El ciclo terminará con las Fiestas de la Virgen de la Paloma, del 14 al 17 de agosto. El 15, coincidiendo con la Asunción, tendrá lugar la jornada más esperada. La tradición recuerda el lienzo de la Virgen encontrado a finales del siglo XVIII y convertido con el tiempo en una de las imágenes más queridas por los madrileños.
Uno de los momentos más simbólicos se produce cuando los Bomberos de Madrid descuelgan el cuadro antes de la procesión. Mientras tanto, Las Vistillas, la plaza de la Paja y las calles de La Latina se transforman en una enorme verbena al aire libre.
¿Qué se come en las verbenas de agosto de Madrid?
Las fiestas mantienen viva una gastronomía castiza, popular y sin demasiados artificios. Se come de pie, en barras, terrazas o puestos callejeros, alternando las raciones con música, baile y paseos por los barrios.

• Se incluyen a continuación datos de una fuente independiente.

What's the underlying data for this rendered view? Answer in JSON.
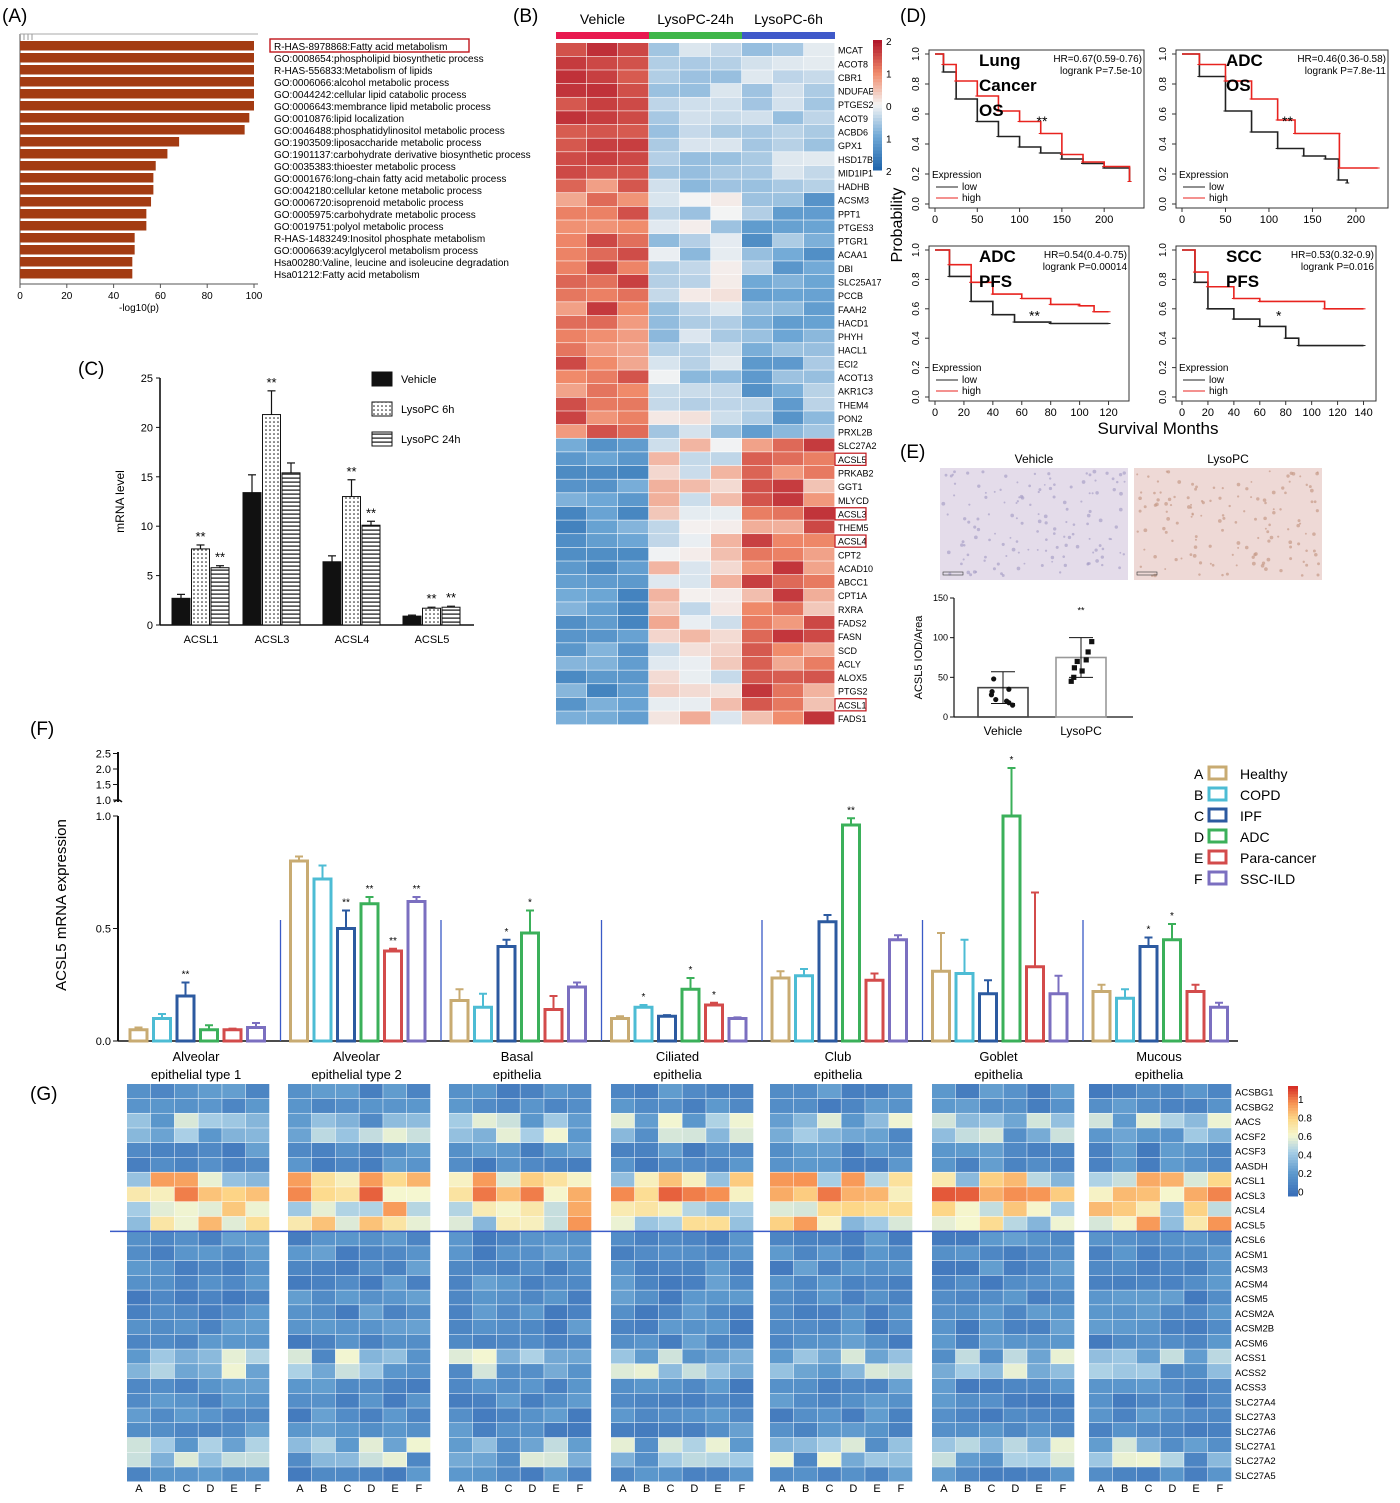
{
  "panels": {
    "A": "(A)",
    "B": "(B)",
    "C": "(C)",
    "D": "(D)",
    "E": "(E)",
    "F": "(F)",
    "G": "(G)"
  },
  "colors": {
    "bar_A": "#a33b12",
    "high": "#e8231f",
    "low": "#222222",
    "hm_hi": "#b2182b",
    "hm_mid": "#f7f7f7",
    "hm_lo": "#2166ac"
  },
  "chart_data": [
    {
      "id": "A",
      "type": "bar",
      "orientation": "horizontal",
      "xlabel": "-log10(p)",
      "xlim": [
        0,
        100
      ],
      "xticks": [
        0,
        20,
        40,
        60,
        80,
        100
      ],
      "highlighted": "R-HAS-8978868:Fatty acid metabolism",
      "categories": [
        "R-HAS-8978868:Fatty acid metabolism",
        "GO:0008654:phospholipid biosynthetic process",
        "R-HAS-556833:Metabolism of lipids",
        "GO:0006066:alcohol metabolic process",
        "GO:0044242:cellular lipid catabolic process",
        "GO:0006643:membrance lipid metabolic process",
        "GO:0010876:lipid localization",
        "GO:0046488:phosphatidylinositol metabolic process",
        "GO:1903509:liposaccharide metabolic process",
        "GO:1901137:carbohydrate derivative biosynthetic process",
        "GO:0035383:thioester metabolic process",
        "GO:0001676:long-chain fatty acid metabolic process",
        "GO:0042180:cellular ketone metabolic process",
        "GO:0006720:isoprenoid metabolic process",
        "GO:0005975:carbohydrate metabolic process",
        "GO:0019751:polyol metabolic process",
        "R-HAS-1483249:Inositol phosphate metabolism",
        "GO:0006639:acylglycerol metabolism process",
        "Hsa00280:Valine, leucine and isoleucine degradation",
        "Hsa01212:Fatty acid metabolism"
      ],
      "values": [
        100,
        100,
        100,
        100,
        100,
        100,
        98,
        96,
        68,
        63,
        58,
        57,
        57,
        56,
        54,
        54,
        49,
        49,
        48,
        48
      ]
    },
    {
      "id": "B",
      "type": "heatmap",
      "groups": [
        "Vehicle",
        "LysoPC-24h",
        "LysoPC-6h"
      ],
      "group_colors": [
        "#e8194f",
        "#3fb64a",
        "#3f59c9"
      ],
      "columns": 9,
      "rows": [
        "MCAT",
        "ACOT8",
        "CBR1",
        "NDUFAB1",
        "PTGES2",
        "ACOT9",
        "ACBD6",
        "GPX1",
        "HSD17B8",
        "MID1IP1",
        "HADHB",
        "ACSM3",
        "PPT1",
        "PTGES3",
        "PTGR1",
        "ACAA1",
        "DBI",
        "SLC25A17",
        "PCCB",
        "FAAH2",
        "HACD1",
        "PHYH",
        "HACL1",
        "ECI2",
        "ACOT13",
        "AKR1C3",
        "THEM4",
        "PON2",
        "PRXL2B",
        "SLC27A2",
        "ACSL5",
        "PRKAB2",
        "GGT1",
        "MLYCD",
        "ACSL3",
        "THEM5",
        "ACSL4",
        "CPT2",
        "ACAD10",
        "ABCC1",
        "CPT1A",
        "RXRA",
        "FADS2",
        "FASN",
        "SCD",
        "ACLY",
        "ALOX5",
        "PTGS2",
        "ACSL1",
        "FADS1"
      ],
      "boxed_rows": [
        "ACSL5",
        "ACSL3",
        "ACSL4",
        "ACSL1"
      ],
      "colorbar_ticks": [
        "2",
        "1",
        "0",
        "1",
        "2"
      ],
      "vrange": [
        -2,
        2
      ]
    },
    {
      "id": "C",
      "type": "bar",
      "ylabel": "mRNA level",
      "ylim": [
        0,
        25
      ],
      "yticks": [
        0,
        5,
        10,
        15,
        20,
        25
      ],
      "categories": [
        "ACSL1",
        "ACSL3",
        "ACSL4",
        "ACSL5"
      ],
      "series": [
        {
          "name": "Vehicle",
          "values": [
            2.7,
            13.4,
            6.4,
            0.9
          ],
          "errors": [
            0.4,
            1.8,
            0.6,
            0.1
          ],
          "sig": [
            "",
            "",
            "",
            ""
          ]
        },
        {
          "name": "LysoPC 6h",
          "values": [
            7.7,
            21.3,
            13.0,
            1.7
          ],
          "errors": [
            0.4,
            2.4,
            1.7,
            0.1
          ],
          "sig": [
            "**",
            "**",
            "**",
            "**"
          ]
        },
        {
          "name": "LysoPC 24h",
          "values": [
            5.8,
            15.4,
            10.1,
            1.8
          ],
          "errors": [
            0.2,
            1.0,
            0.4,
            0.1
          ],
          "sig": [
            "**",
            "",
            "**",
            "**"
          ]
        }
      ]
    },
    {
      "id": "D",
      "type": "line",
      "subtype": "kaplan-meier",
      "ylabel": "Probability",
      "xlabel": "Survival Months",
      "legend_title": "Expression",
      "legend": [
        "low",
        "high"
      ],
      "plots": [
        {
          "title": "Lung Cancer OS",
          "stats": [
            "HR=0.67(0.59-0.76)",
            "logrank P=7.5e-10"
          ],
          "sig": "**",
          "xlim": [
            0,
            240
          ],
          "xticks": [
            0,
            50,
            100,
            150,
            200
          ],
          "high": [
            [
              0,
              1
            ],
            [
              10,
              0.93
            ],
            [
              25,
              0.82
            ],
            [
              50,
              0.72
            ],
            [
              75,
              0.62
            ],
            [
              100,
              0.55
            ],
            [
              125,
              0.47
            ],
            [
              150,
              0.33
            ],
            [
              175,
              0.28
            ],
            [
              200,
              0.25
            ],
            [
              230,
              0.15
            ]
          ],
          "low": [
            [
              0,
              1
            ],
            [
              10,
              0.88
            ],
            [
              25,
              0.7
            ],
            [
              50,
              0.55
            ],
            [
              75,
              0.45
            ],
            [
              100,
              0.38
            ],
            [
              125,
              0.34
            ],
            [
              150,
              0.3
            ],
            [
              175,
              0.27
            ],
            [
              200,
              0.24
            ],
            [
              230,
              0.15
            ]
          ]
        },
        {
          "title": "ADC OS",
          "stats": [
            "HR=0.46(0.36-0.58)",
            "logrank P=7.8e-11"
          ],
          "sig": "**",
          "xlim": [
            0,
            230
          ],
          "xticks": [
            0,
            50,
            100,
            150,
            200
          ],
          "high": [
            [
              0,
              1
            ],
            [
              20,
              0.93
            ],
            [
              50,
              0.82
            ],
            [
              80,
              0.7
            ],
            [
              110,
              0.56
            ],
            [
              130,
              0.47
            ],
            [
              180,
              0.47
            ],
            [
              181,
              0.24
            ],
            [
              225,
              0.24
            ]
          ],
          "low": [
            [
              0,
              1
            ],
            [
              20,
              0.85
            ],
            [
              50,
              0.62
            ],
            [
              80,
              0.48
            ],
            [
              110,
              0.37
            ],
            [
              140,
              0.32
            ],
            [
              165,
              0.3
            ],
            [
              180,
              0.16
            ],
            [
              190,
              0.14
            ]
          ]
        },
        {
          "title": "ADC PFS",
          "stats": [
            "HR=0.54(0.4-0.75)",
            "logrank P=0.00014"
          ],
          "sig": "**",
          "xlim": [
            0,
            130
          ],
          "xticks": [
            0,
            20,
            40,
            60,
            80,
            100,
            120
          ],
          "high": [
            [
              0,
              1
            ],
            [
              10,
              0.9
            ],
            [
              25,
              0.78
            ],
            [
              40,
              0.7
            ],
            [
              60,
              0.67
            ],
            [
              80,
              0.63
            ],
            [
              100,
              0.62
            ],
            [
              110,
              0.58
            ],
            [
              120,
              0.58
            ]
          ],
          "low": [
            [
              0,
              1
            ],
            [
              10,
              0.82
            ],
            [
              25,
              0.65
            ],
            [
              40,
              0.56
            ],
            [
              55,
              0.51
            ],
            [
              80,
              0.5
            ],
            [
              100,
              0.5
            ],
            [
              120,
              0.5
            ]
          ]
        },
        {
          "title": "SCC PFS",
          "stats": [
            "HR=0.53(0.32-0.9)",
            "logrank P=0.016"
          ],
          "sig": "*",
          "xlim": [
            0,
            145
          ],
          "xticks": [
            0,
            20,
            40,
            60,
            80,
            100,
            120,
            140
          ],
          "high": [
            [
              0,
              1
            ],
            [
              10,
              0.85
            ],
            [
              20,
              0.75
            ],
            [
              40,
              0.67
            ],
            [
              60,
              0.65
            ],
            [
              80,
              0.65
            ],
            [
              100,
              0.65
            ],
            [
              110,
              0.6
            ],
            [
              140,
              0.6
            ]
          ],
          "low": [
            [
              0,
              1
            ],
            [
              10,
              0.78
            ],
            [
              20,
              0.6
            ],
            [
              40,
              0.53
            ],
            [
              60,
              0.48
            ],
            [
              80,
              0.4
            ],
            [
              90,
              0.35
            ],
            [
              140,
              0.35
            ]
          ]
        }
      ]
    },
    {
      "id": "E",
      "type": "bar",
      "ylabel": "ACSL5 IOD/Area",
      "ylim": [
        0,
        150
      ],
      "yticks": [
        0,
        50,
        100,
        150
      ],
      "image_titles": [
        "Vehicle",
        "LysoPC"
      ],
      "categories": [
        "Vehicle",
        "LysoPC"
      ],
      "values": [
        37,
        75
      ],
      "errors": [
        20,
        25
      ],
      "sig": [
        "",
        "**"
      ],
      "points": [
        [
          48,
          32,
          28,
          20,
          22,
          18,
          15,
          35
        ],
        [
          95,
          82,
          70,
          62,
          58,
          72,
          45,
          50
        ]
      ]
    },
    {
      "id": "F",
      "type": "bar",
      "ylabel": "ACSL5 mRNA expression",
      "ylim": [
        0,
        1.0
      ],
      "yticks": [
        "0.0",
        "0.5",
        "1.0"
      ],
      "break_ticks": [
        "1.0",
        "1.5",
        "2.0",
        "2.5"
      ],
      "categories": [
        "Alveolar epithelial type 1",
        "Alveolar epithelial type 2",
        "Basal epithelia",
        "Ciliated epithelia",
        "Club epithelia",
        "Goblet epithelia",
        "Mucous epithelia"
      ],
      "series": [
        {
          "key": "A",
          "name": "Healthy",
          "color": "#c8ab72",
          "values": [
            0.05,
            0.8,
            0.18,
            0.1,
            0.28,
            0.31,
            0.22
          ],
          "errors": [
            0.01,
            0.02,
            0.05,
            0.01,
            0.03,
            0.17,
            0.03
          ],
          "sig": [
            "",
            "",
            "",
            "",
            "",
            "",
            ""
          ]
        },
        {
          "key": "B",
          "name": "COPD",
          "color": "#4dbcd4",
          "values": [
            0.1,
            0.72,
            0.15,
            0.15,
            0.29,
            0.3,
            0.19
          ],
          "errors": [
            0.02,
            0.06,
            0.06,
            0.01,
            0.03,
            0.15,
            0.04
          ],
          "sig": [
            "",
            "",
            "",
            "*",
            "",
            "",
            ""
          ]
        },
        {
          "key": "C",
          "name": "IPF",
          "color": "#2c5aa0",
          "values": [
            0.2,
            0.5,
            0.42,
            0.11,
            0.53,
            0.21,
            0.42
          ],
          "errors": [
            0.06,
            0.08,
            0.03,
            0.005,
            0.03,
            0.06,
            0.04
          ],
          "sig": [
            "**",
            "**",
            "*",
            "",
            "",
            "",
            "*"
          ]
        },
        {
          "key": "D",
          "name": "ADC",
          "color": "#3bb05a",
          "values": [
            0.05,
            0.61,
            0.48,
            0.23,
            0.96,
            1.0,
            0.45
          ],
          "errors": [
            0.02,
            0.03,
            0.1,
            0.05,
            0.03,
            1.0,
            0.07
          ],
          "sig": [
            "",
            "**",
            "*",
            "*",
            "**",
            "*",
            "*"
          ]
        },
        {
          "key": "E",
          "name": "Para-cancer",
          "color": "#d34b4b",
          "values": [
            0.05,
            0.4,
            0.14,
            0.16,
            0.27,
            0.33,
            0.22
          ],
          "errors": [
            0.005,
            0.01,
            0.06,
            0.01,
            0.03,
            0.33,
            0.03
          ],
          "sig": [
            "",
            "**",
            "",
            "*",
            "",
            "",
            ""
          ]
        },
        {
          "key": "F",
          "name": "SSC-ILD",
          "color": "#7b6fc0",
          "values": [
            0.06,
            0.62,
            0.24,
            0.1,
            0.45,
            0.21,
            0.15
          ],
          "errors": [
            0.02,
            0.02,
            0.02,
            0.005,
            0.02,
            0.08,
            0.02
          ],
          "sig": [
            "",
            "**",
            "",
            "",
            "",
            "",
            ""
          ]
        }
      ]
    },
    {
      "id": "G",
      "type": "heatmap",
      "columns": [
        "A",
        "B",
        "C",
        "D",
        "E",
        "F"
      ],
      "panels": [
        "Alveolar epithelial type 1",
        "Alveolar epithelial type 2",
        "Basal epithelia",
        "Ciliated epithelia",
        "Club epithelia",
        "Goblet epithelia",
        "Mucous epithelia"
      ],
      "rows": [
        "ACSBG1",
        "ACSBG2",
        "AACS",
        "ACSF2",
        "ACSF3",
        "AASDH",
        "ACSL1",
        "ACSL3",
        "ACSL4",
        "ACSL5",
        "ACSL6",
        "ACSM1",
        "ACSM3",
        "ACSM4",
        "ACSM5",
        "ACSM2A",
        "ACSM2B",
        "ACSM6",
        "ACSS1",
        "ACSS2",
        "ACSS3",
        "SLC27A4",
        "SLC27A3",
        "SLC27A6",
        "SLC27A1",
        "SLC27A2",
        "SLC27A5"
      ],
      "colorbar_ticks": [
        "1",
        "0.8",
        "0.6",
        "0.4",
        "0.2",
        "0"
      ],
      "vrange": [
        0,
        1
      ]
    }
  ]
}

Las gallinejas y los entresijos son probablemente el bocado más reconocible. Estas piezas de casquería de cordero se fríen tradicionalmente en su propia grasa y se sirven bien doradas, crujientes y con sal. Su origen está relacionado con la cocina de aprovechamiento y con las clases trabajadoras del Madrid más popular.
Para acompañarlas está la limoná, bebida imprescindible de las verbenas. Se prepara con vino blanco, limón, azúcar, agua o gaseosa, canela, fruta y abundante hielo. Refrescante y dulce, forma parte del paisaje festivo tanto como los farolillos o los chotis.
Tampoco faltan el bocadillo de calamares, la tortilla de patatas, el chorizo, la panceta, las sardinas a la plancha, los caracoles o los huevos rotos. Son platos fáciles de compartir y pensados para recuperar fuerzas entre una plaza y la siguiente.
El final dulce lo ponen los barquillos, finas obleas crujientes ligadas a la figura del barquillero, que durante estas fechas suele vestir el traje tradicional de chulapo.
Las verbenas de agosto también se recuerdan por su sabor: limoná, casquería, calamares y barquillos forman parte de la identidad más castiza de Madrid.
Dónde vivir y saborear las fiestas
Durante San Cayetano y San Lorenzo, la ruta puede comenzar en Cascorro, la plaza del General Vara del Rey, la calle del Oso y la plaza de Arturo Barea. En estas zonas se concentran buena parte de las actividades, las calles decoradas y los puestos de comida.
En La Paloma, el ambiente se traslada a Las Vistillas, la plaza de la Paja, la plaza de la Cebada y las calles próximas a Toledo. Allí las terrazas y barras se mezclan con puestos de plancha, música y miles de personas dispuestas a prolongar la fiesta hasta la noche.
Conviene acudir en transporte público, llevar calzado cómodo y comprobar los horarios de los bares antes de organizar una ruta gastronómica, ya que algunos establecimientos modifican su actividad durante agosto.
El Madrid más castizo vuelve a la calle
No es imprescindible vestirse de chulapo ni saber bailar un chotis para disfrutar de las verbenas. Basta con recorrer los barrios sin prisa, compartir alguna ración y dejarse llevar por una celebración que sigue perteneciendo, sobre todo, a sus vecinos.
Porque San Cayetano, San Lorenzo y La Paloma no son únicamente tres fiestas. Son una forma de recordar que Madrid también se explica a través de sus calles, sus recetas populares y esa capacidad tan suya de convertir una noche de agosto en una mesa compartida.